What are you going to do with games that have dongles?

Some games came with an external hardware device (a “dongle”) that had to be attached to the computer to allow the game to be played. Two examples are Robocop 3 and Leaderboard Golf on the Amiga, both of which came with a device that had to be plugged into one of the joystick ports.

The side affect of these piracy control measures is that preservation of such games is more complicated.

In the short term we can at least allow people to recreate their disks, so those people that legally own the game will be unaffected. However, as a preservation strategy, the dongle should also be reproducible.

Dongle Techniques

Our aim is to reverse engineer these hardware devices to allow them to be physically reproduced and emulated. We expect these devices to be rather simple, however they may possibly use any of the following techniques:

  • Data
  • Wiring
  • Challenge-Response

A data dongle is where it contains some critical portion code or data that is tested for, or even required for the game to work. For preservation, the data will have to be extracted and put it in an IPF file (IPF‘s are not just for disk images). Hopefully this can be done via software (the game can read it, so we should be able to) but if not, we can always take one apart and dump the memory if we need to. Hardware booby traps are very unlikely on such a cheap device.

A wiring technique is where the dongle connects the pins of the port it is connected to in some way. It should be fairly obvious what is being connected to what using a simple multimeter, but the check in the game code will also tell us the correct wiring.

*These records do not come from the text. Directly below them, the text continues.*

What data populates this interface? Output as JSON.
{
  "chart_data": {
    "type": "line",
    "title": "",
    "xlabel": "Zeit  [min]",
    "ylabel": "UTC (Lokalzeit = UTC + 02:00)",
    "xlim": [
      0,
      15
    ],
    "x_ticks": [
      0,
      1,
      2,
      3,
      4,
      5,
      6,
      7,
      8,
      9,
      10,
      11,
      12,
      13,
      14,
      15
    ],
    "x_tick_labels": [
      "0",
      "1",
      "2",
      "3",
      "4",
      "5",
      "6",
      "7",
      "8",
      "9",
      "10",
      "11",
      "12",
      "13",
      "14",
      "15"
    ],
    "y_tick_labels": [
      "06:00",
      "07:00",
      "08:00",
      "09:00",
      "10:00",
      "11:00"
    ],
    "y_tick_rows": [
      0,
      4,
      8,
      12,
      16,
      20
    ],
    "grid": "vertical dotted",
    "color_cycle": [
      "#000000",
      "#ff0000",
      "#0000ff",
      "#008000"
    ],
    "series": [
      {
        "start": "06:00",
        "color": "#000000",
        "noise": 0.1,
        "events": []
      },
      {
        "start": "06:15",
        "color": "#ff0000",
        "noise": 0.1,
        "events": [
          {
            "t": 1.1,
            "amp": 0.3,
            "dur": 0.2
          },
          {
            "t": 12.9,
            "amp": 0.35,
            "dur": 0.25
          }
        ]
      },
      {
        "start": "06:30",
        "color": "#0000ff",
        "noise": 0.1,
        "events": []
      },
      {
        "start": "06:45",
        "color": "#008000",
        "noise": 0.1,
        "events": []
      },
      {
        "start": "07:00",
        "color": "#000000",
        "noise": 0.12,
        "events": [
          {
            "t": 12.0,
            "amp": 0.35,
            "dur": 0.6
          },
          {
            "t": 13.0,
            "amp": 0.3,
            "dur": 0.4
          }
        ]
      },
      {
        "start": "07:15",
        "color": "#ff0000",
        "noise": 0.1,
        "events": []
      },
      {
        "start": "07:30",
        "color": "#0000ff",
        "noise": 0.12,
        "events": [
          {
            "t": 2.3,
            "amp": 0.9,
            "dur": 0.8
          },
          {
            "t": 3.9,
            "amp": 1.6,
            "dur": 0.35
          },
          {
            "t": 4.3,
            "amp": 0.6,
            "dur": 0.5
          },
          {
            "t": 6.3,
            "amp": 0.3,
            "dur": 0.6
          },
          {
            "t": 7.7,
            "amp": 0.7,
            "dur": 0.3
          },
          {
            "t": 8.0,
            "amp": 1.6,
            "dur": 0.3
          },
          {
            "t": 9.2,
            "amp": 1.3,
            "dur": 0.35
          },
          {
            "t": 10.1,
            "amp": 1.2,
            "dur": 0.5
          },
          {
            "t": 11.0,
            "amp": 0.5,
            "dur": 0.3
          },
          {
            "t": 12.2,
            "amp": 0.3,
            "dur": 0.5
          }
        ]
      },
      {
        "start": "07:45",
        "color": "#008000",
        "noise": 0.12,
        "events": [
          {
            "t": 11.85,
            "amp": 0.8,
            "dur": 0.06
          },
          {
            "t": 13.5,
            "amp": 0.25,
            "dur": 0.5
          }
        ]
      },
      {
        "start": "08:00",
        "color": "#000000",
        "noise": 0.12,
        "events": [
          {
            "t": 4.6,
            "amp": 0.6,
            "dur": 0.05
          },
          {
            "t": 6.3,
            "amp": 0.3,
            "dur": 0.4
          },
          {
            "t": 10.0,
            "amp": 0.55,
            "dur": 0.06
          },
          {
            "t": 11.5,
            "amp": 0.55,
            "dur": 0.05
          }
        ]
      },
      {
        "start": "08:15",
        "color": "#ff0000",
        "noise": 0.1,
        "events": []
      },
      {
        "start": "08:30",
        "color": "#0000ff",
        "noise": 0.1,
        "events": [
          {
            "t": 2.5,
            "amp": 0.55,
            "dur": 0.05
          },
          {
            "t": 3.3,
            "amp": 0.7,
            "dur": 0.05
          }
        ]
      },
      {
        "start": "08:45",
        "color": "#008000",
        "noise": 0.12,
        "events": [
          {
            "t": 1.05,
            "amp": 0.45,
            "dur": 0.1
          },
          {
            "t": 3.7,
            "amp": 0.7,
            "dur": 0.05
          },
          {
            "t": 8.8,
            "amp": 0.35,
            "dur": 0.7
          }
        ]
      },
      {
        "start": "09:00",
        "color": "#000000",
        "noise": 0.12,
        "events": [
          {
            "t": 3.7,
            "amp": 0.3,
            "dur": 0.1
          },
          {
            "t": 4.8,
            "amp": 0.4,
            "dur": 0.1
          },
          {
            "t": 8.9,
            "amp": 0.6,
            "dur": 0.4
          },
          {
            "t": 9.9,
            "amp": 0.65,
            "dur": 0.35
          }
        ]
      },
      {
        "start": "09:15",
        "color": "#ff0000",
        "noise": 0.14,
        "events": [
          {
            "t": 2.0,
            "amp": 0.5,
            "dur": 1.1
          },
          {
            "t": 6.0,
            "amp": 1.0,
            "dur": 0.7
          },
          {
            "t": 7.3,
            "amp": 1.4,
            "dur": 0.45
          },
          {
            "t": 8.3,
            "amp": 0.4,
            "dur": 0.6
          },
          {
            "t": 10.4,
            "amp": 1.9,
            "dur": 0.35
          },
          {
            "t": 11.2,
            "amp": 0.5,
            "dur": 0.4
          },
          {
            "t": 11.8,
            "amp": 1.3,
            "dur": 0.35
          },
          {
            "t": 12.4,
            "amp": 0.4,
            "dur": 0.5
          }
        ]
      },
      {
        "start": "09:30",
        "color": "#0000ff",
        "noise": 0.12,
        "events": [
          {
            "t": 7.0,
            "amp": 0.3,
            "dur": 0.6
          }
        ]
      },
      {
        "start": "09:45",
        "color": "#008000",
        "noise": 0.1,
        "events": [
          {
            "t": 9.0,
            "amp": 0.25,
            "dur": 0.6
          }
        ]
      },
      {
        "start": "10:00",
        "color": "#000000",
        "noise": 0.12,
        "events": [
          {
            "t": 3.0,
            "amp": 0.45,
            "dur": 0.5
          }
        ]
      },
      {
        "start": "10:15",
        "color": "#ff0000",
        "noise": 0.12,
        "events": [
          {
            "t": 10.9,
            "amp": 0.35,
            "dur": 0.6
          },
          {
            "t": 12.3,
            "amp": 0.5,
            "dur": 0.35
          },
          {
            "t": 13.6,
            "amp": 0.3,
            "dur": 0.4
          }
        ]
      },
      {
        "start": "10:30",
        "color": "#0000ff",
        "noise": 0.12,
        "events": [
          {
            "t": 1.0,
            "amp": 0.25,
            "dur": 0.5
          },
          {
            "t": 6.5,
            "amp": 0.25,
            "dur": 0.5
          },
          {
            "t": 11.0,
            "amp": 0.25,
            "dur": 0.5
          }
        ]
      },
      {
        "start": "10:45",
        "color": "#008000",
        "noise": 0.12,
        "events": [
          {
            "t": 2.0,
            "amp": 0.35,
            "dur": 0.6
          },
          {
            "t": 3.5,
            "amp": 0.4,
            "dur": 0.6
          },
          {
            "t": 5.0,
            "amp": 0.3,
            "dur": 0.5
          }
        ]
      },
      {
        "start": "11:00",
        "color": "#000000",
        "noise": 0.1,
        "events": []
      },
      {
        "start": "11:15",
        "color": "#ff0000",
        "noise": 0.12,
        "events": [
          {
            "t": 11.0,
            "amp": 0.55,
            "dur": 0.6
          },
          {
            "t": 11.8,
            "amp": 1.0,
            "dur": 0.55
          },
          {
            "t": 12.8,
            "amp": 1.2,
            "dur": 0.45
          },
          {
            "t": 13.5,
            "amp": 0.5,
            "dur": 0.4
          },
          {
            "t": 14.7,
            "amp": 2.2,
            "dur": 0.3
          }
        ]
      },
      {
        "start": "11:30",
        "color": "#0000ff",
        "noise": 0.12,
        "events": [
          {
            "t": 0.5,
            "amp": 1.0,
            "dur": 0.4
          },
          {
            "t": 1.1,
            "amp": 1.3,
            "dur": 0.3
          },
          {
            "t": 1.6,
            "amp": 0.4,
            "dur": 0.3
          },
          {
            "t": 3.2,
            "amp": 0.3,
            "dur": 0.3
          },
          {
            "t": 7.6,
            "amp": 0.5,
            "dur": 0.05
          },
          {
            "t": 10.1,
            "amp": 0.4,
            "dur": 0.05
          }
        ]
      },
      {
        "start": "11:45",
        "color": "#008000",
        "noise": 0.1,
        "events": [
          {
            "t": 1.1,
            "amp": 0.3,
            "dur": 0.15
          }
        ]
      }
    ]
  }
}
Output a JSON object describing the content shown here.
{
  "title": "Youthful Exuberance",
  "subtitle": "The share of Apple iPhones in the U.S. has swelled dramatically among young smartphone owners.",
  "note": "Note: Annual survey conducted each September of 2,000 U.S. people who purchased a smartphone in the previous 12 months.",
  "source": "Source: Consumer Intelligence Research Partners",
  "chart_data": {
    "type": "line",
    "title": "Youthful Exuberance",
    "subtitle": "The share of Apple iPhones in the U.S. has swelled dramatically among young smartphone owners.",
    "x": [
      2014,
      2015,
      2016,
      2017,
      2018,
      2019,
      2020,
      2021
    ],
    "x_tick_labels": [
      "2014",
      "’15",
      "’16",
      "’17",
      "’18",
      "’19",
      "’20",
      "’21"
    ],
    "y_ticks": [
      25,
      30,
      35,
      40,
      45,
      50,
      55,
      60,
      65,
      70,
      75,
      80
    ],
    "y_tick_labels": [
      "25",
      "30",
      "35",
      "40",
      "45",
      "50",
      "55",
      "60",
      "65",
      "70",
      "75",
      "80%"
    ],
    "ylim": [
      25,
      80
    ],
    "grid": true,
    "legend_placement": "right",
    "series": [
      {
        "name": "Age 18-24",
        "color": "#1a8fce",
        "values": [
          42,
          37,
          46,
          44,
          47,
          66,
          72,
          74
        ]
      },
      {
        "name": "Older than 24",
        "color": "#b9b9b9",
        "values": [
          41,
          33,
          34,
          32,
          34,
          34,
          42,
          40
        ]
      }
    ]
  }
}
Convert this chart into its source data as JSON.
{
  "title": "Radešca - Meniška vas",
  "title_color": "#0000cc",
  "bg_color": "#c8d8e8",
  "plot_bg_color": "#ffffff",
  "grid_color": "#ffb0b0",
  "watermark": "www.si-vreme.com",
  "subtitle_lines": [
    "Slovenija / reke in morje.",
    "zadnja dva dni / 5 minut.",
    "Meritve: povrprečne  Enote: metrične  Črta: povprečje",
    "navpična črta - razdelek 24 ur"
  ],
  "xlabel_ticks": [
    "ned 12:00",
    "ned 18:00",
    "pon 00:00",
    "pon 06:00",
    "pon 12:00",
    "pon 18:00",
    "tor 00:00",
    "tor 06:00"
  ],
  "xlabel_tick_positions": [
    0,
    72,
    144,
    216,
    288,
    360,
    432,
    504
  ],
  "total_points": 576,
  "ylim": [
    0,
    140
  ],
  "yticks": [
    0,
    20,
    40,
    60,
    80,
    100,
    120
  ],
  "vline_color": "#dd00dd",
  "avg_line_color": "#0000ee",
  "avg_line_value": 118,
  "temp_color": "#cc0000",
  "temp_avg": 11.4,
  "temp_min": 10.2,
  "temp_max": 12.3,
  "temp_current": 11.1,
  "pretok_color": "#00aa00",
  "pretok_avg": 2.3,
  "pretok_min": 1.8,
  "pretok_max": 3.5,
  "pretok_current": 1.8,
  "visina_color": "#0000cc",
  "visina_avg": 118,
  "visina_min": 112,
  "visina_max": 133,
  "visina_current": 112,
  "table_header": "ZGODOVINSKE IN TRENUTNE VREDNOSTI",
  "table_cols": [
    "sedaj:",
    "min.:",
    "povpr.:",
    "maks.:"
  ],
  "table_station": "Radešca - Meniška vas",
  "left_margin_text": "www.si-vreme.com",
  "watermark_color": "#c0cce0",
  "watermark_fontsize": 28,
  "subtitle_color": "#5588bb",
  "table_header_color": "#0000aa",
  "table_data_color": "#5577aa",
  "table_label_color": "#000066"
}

The challenge-response technique is where the dongle implements some type of function or algorithm which the software queries for a correct result given some input. The easiest way to verify the operation of this type of dongle is to look at the game code.

Emulator Use

Dongle-protected games are going to need specific emulation to allow them to work. If a dongle contains data, then it will have to be loaded in somehow, but if it is some logic that needs to be emulated, then it is really up to the emulator developers to implement. Obviously, in figuring out the protection and disk format, we are likely to know how the dongle works. Any information we have, will be provided to emulator writers as normal.

Physical Use

If you write the game back to disk to play on a real machine, you will obviously have to have the dongle in order for it to work. No preservation is complete without being able to actually recreate the dongle protection. Therefore we intend to describe how to build these devices on the web site, as DIY projects.